Le livre numérique a-t-il besoin de se mettre à la page ?

La baisse des ventes de livres numériques, effective, pourrait également être due à une autre raison, qui passe relativement inaperçue : nombreux sont les e-lecteurs qui bouquinent sur leur tablette ou leur smartphone. Une étude Hadopi indique que 28 % des personnes interrogées lisent sur tablette, et 23 % sur smartphone – les liseuses n’arrivant qu’en troisième position. Le fait est que les usages diffèrent en fonction du terminal utilisé : les lecteurs sur liseuse achètent des ouvrages récents, ceux qui utilisent leur tablette ou leur smartphone piratent des livres ou se dirigent plus volontiers vers des ouvrages gratuits, tombés dans le domaine public. Bien sûr, dans ce dernier cas, personne ne comptabilise les ventes.

Le livre numérique n’est pas mort, mais il existe différemment, sans doute. Et ce, parce qu’il accompagne une tendance nouvelle et passionnante, qui semble mettre d’accord les deux belligérants de cette bataille du livre : les lecteurs eux-mêmes deviennent hybrides, au sens où ils intègrent si bien l’impact de la technologie dans leur vie quotidienne qu’ils lisent à la fois sur un appareil électronique et de bons vieux livres tangibles.
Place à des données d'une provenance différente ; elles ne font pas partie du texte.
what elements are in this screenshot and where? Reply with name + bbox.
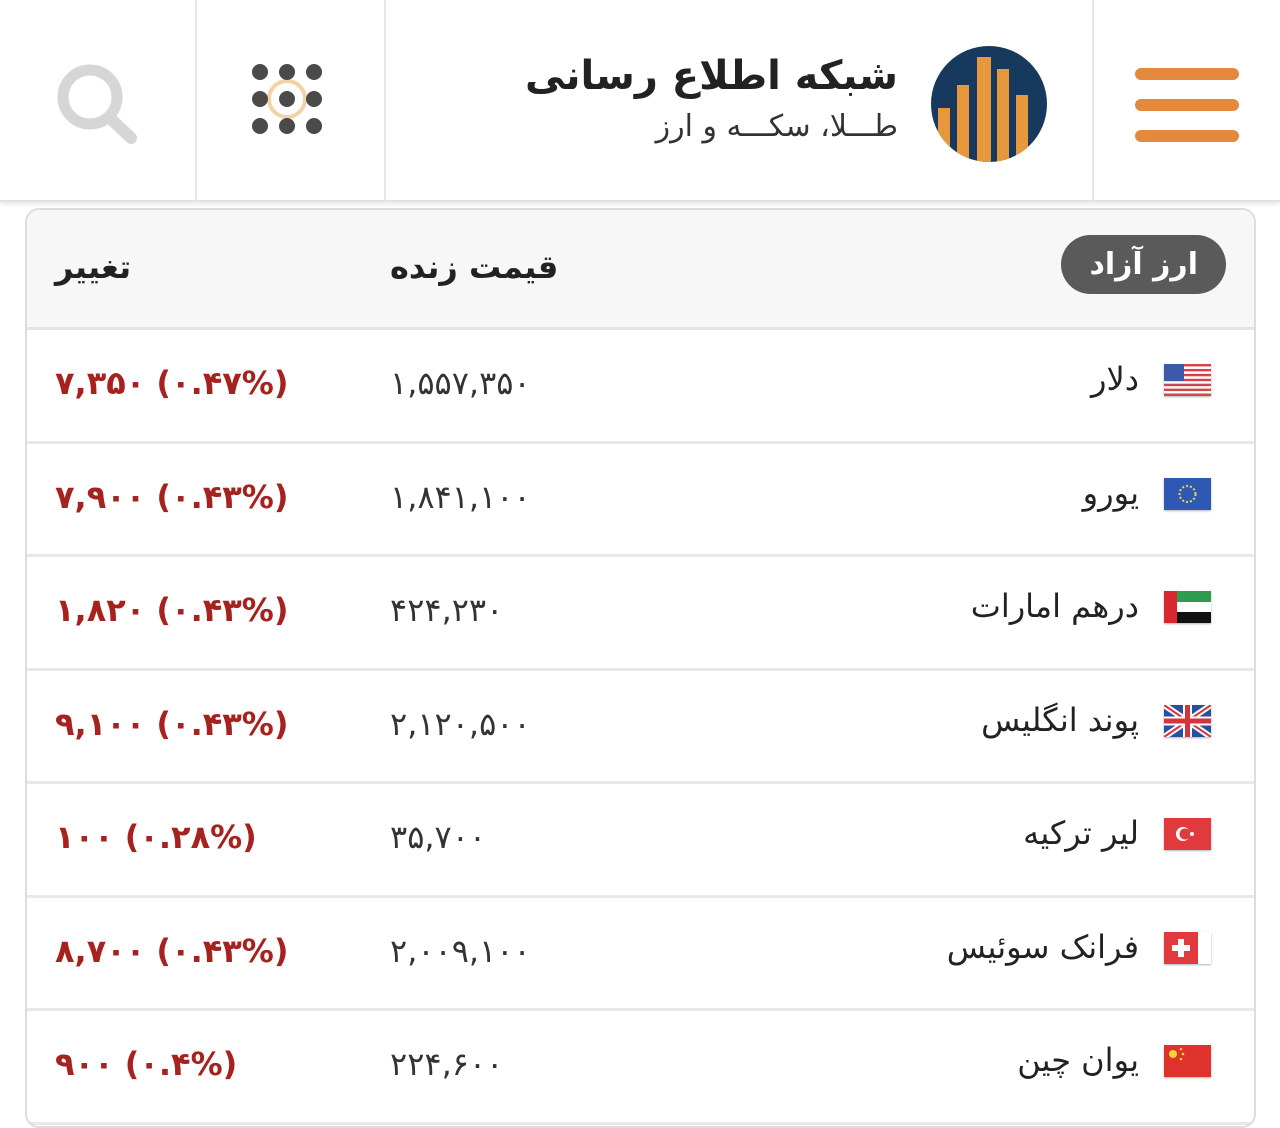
- site-title: شبکه اطلاع رسانی: [525, 53, 898, 99]
- live-price: ۲,۰۰۹,۱۰۰: [390, 931, 531, 970]
- currency-name: فرانک سوئیس: [946, 927, 1139, 966]
- divider: [195, 0, 197, 202]
- table-row[interactable]: دلار ۱,۵۵۷,۳۵۰ ۷,۳۵۰ (۰.۴۷%): [27, 330, 1254, 444]
- ae-flag-icon: [1164, 591, 1211, 623]
- live-price: ۳۵,۷۰۰: [390, 818, 487, 856]
- tr-flag-icon: [1164, 818, 1211, 850]
- table-row[interactable]: لیر ترکیه ۳۵,۷۰۰ ۱۰۰ (۰.۲۸%): [27, 784, 1254, 898]
- live-price: ۱,۸۴۱,۱۰۰: [390, 477, 531, 516]
- table-row[interactable]: فرانک سوئیس ۲,۰۰۹,۱۰۰ ۸,۷۰۰ (۰.۴۳%): [27, 898, 1254, 1011]
- currency-name: یوان چین: [1017, 1041, 1139, 1079]
- free-currency-tab[interactable]: ارز آزاد: [1061, 235, 1226, 294]
- gb-flag-icon: [1162, 702, 1213, 739]
- currency-table: ارز آزاد قیمت زنده تغییر دلار ۱,۵۵۷,۳۵۰ …: [25, 208, 1256, 1128]
- ch-flag-icon: [1164, 931, 1211, 964]
- search-icon[interactable]: [55, 62, 140, 147]
- divider: [384, 0, 386, 202]
- currency-name: یورو: [1082, 473, 1139, 512]
- live-price: ۲۲۴,۶۰۰: [390, 1045, 504, 1083]
- price-change: ۱,۸۲۰ (۰.۴۳%): [55, 591, 289, 629]
- eu-flag-icon: [1164, 477, 1211, 510]
- live-price: ۴۲۴,۲۳۰: [390, 591, 504, 629]
- currency-name: لیر ترکیه: [1023, 814, 1139, 852]
- site-subtitle: طـــلا، سکـــه و ارز: [655, 109, 898, 144]
- hamburger-menu-icon[interactable]: [1135, 68, 1239, 161]
- divider: [1092, 0, 1094, 202]
- table-row[interactable]: یوان چین ۲۲۴,۶۰۰ ۹۰۰ (۰.۴%): [27, 1011, 1254, 1125]
- table-row[interactable]: یورو ۱,۸۴۱,۱۰۰ ۷,۹۰۰ (۰.۴۳%): [27, 444, 1254, 557]
- live-price: ۱,۵۵۷,۳۵۰: [390, 364, 531, 402]
- column-header-price: قیمت زنده: [390, 248, 559, 286]
- column-header-change: تغییر: [55, 248, 132, 286]
- table-row[interactable]: پوند انگلیس ۲,۱۲۰,۵۰۰ ۹,۱۰۰ (۰.۴۳%): [27, 671, 1254, 784]
- price-change: ۷,۳۵۰ (۰.۴۷%): [55, 364, 289, 402]
- price-change: ۹۰۰ (۰.۴%): [55, 1045, 238, 1083]
- currency-name: درهم امارات: [970, 587, 1139, 625]
- top-header: شبکه اطلاع رسانی طـــلا، سکـــه و ارز: [0, 0, 1280, 202]
- price-change: ۱۰۰ (۰.۲۸%): [55, 818, 257, 856]
- currency-name: دلار: [1091, 360, 1139, 398]
- price-change: ۹,۱۰۰ (۰.۴۳%): [55, 704, 289, 743]
- table-header: ارز آزاد قیمت زنده تغییر: [27, 210, 1254, 330]
- logo-icon[interactable]: [930, 45, 1048, 163]
- price-change: ۸,۷۰۰ (۰.۴۳%): [55, 931, 289, 970]
- live-price: ۲,۱۲۰,۵۰۰: [390, 704, 531, 743]
- us-flag-icon: [1164, 364, 1211, 396]
- price-change: ۷,۹۰۰ (۰.۴۳%): [55, 477, 289, 516]
- table-row[interactable]: درهم امارات ۴۲۴,۲۳۰ ۱,۸۲۰ (۰.۴۳%): [27, 557, 1254, 671]
- currency-name: پوند انگلیس: [981, 700, 1139, 739]
- cn-flag-icon: [1164, 1045, 1211, 1077]
- apps-grid-icon[interactable]: [250, 62, 324, 136]
- site-brand[interactable]: شبکه اطلاع رسانی طـــلا، سکـــه و ارز: [525, 50, 898, 152]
Les seconds se rangent dans des bibliothèques ou sur des étagères, se prêtent, se revendent, se transportent amoureusement et avec soin. Les premiers s’emmènent partout et se lisent dans toutes les circonstances – sur le chemin du travail, dans le train ou le bus, en voyage, pendant les cours à la fac. Ils existent ensemble et ne se marchent pas dessus. Il n’y aura pas de Grand Remplacement du papier par les zéros et les uns. Bref, la guerre de l’eBook n’a aucune raison d’avoir lieu.